I also heard over and over again from my colleagues that diabetes was a disease of noncompliance, and I just did not believe that. As I began to ask my patients and family members with diabetes about the barriers and obstacles they face, I found that sometimes it was simply the disease. Other times, it was the health care providers who did not understand the complexities and realities of living with diabetes. Even today, I learn more from patients about what it is really like to have diabetes than from any lecture, course, or book I have read on the subject.

I have focused my research on the importance and outcome benefits of the team approach to diabetes.
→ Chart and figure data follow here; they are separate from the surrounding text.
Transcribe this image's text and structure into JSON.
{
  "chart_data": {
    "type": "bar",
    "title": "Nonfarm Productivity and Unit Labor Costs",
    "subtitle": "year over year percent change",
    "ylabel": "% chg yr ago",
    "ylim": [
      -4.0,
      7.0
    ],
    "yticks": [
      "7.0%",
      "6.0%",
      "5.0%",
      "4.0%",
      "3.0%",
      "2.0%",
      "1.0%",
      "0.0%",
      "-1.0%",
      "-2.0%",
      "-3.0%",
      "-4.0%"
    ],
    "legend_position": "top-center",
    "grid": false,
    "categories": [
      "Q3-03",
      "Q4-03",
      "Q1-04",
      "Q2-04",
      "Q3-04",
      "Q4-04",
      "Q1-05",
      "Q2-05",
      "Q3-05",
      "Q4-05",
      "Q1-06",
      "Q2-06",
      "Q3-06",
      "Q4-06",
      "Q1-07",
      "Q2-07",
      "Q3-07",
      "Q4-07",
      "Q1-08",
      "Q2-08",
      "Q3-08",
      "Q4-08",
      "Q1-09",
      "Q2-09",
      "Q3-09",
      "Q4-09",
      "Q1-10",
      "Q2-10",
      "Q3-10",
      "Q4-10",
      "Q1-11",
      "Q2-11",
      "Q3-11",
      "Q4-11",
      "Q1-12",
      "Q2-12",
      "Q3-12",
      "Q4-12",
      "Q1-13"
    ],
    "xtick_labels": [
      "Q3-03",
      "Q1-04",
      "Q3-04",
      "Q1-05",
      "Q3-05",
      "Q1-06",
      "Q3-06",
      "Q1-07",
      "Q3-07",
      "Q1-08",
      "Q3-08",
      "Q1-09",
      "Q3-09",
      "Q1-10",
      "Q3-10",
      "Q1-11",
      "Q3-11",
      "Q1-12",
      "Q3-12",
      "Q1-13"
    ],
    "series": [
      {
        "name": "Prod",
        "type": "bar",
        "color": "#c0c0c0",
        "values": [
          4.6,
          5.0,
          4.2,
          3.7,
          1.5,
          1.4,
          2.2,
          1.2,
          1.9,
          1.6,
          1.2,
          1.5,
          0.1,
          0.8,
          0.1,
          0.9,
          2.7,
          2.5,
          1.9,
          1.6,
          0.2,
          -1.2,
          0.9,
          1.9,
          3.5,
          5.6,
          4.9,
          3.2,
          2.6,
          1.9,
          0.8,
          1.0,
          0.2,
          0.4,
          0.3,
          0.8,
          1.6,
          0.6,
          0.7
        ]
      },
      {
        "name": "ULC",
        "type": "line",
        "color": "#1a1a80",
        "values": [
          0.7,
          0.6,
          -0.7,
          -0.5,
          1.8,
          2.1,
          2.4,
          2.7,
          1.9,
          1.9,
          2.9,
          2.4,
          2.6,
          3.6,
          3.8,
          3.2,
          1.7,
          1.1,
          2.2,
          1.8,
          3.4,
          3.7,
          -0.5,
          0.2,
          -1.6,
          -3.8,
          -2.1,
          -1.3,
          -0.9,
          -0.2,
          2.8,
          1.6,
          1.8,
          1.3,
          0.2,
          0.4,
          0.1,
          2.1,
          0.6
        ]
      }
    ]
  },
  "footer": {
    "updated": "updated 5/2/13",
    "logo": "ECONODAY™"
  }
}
Developing this calendar has taken a team similar to that needed for diabetes care. And also like diabetes, this project has encountered numerous setbacks that have paved the way for comebacks.

The original calendar team included my husband Larry Hochberger, who was instrumental in finding role models with diabetes, and my friend and endocrinology colleague Jacqueline Salas-Spiegel, who was a key writer for the first calendar. Karen Dawn, RN, CDE, has been the vital life force working on the calendar for the past 2 years.

After I had received rejection letters too numerous to count from nearly every diabetes organization and book and calendar publisher, Tom Masterson, MD, of International Medical Publishers, understood my vision and worked tirelessly on new designs and revisions based on feedback from people with diabetes and from the Delmarva Foundation. International Medical Publishers continues to donate copies of the calendar to the Delmarva Foundation in return for scientific feedback from people with diabetes. It also donates copies to nonprofit groups and to individuals in need of the calendar but without the means to pay for it.